In contrast, package ndp requires us to manually desugar the function definition to

dotp :: (Num a, UA a) => UArr a -> UArr a -> a
dotp xs ys = sumU (zipWithU (*) xs ys)

This is still pretty straight forward, combinator-based code. However, desugaring becomes more burdensome when algorithms use nested arrays.

Until we have added vectorisation to GHC, we recommend to prototype parallel algorithms using nested arrays and array comprehensions, and then, to manually desugar them to use package ndp for performance. For more examples of programs using nested arrays and array comprehensions, refer to convenience without the speed, and for more examples of programs using package ndp, refer to speed without the convenience.


As we are still missing some parts in the implementation of Data Parallel Haskell (most importantly the vectorisation transformation), you need to choose between the following two options:

Convenience without the speed 
Nice surface syntax for parallel arrays and array comprehensions (very similar to that for Haskell lists) is available in all GHC releases of the 6.6 series. However, we strongly recommend 6.6.1 (or later) due to some bug fixes. To use parallel arrays, specify the option -fparr and import GHC.PArr. This option is nice to implement and test parallel algorithms, but the code will be executed purely sequentially with limited performance. Further details including example programs are at convenience without the speed.
Speed without the convenience 
Parallel high-performance arrays that use aggressive fusion and transparently utilise multicore and SMP architectures are available in the library package ndp. In contrast to the previous option, there is no special syntactic sugar for array types and array comprehensions, and only flat and segmented arrays of basic types and pairs are available. The library is only provided in source form and needs to be compiled in a GHC build tree. However, this is pretty easy to do. The details including example programs are at speed without the convenience.

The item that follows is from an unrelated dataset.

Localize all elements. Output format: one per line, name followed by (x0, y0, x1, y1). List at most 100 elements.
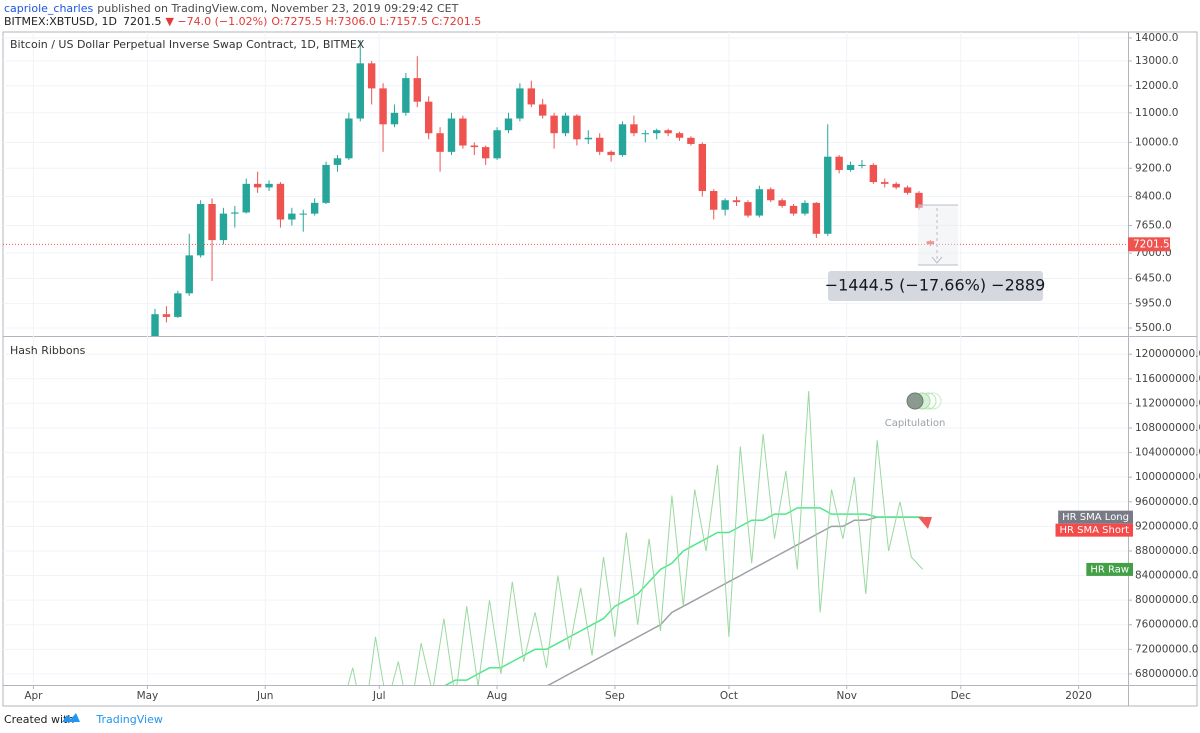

We are currently working to integrate these two components to finally provide convenience and speed in one.

Disclaimer: Data Parallel Haskell is very much work in progress. Some components are already usable, and we explain here how to use them. However, please be aware that APIs are still in flux and functionality may change during development.

Further information

For further reading, refer to this collection of background papers, and pointers to other people's work. If you are really curious and like to know implementation details and the internals of the Data Parallel Haskell project, it is all on the GHC developer wiki on the pages covering data parallelism and associated types.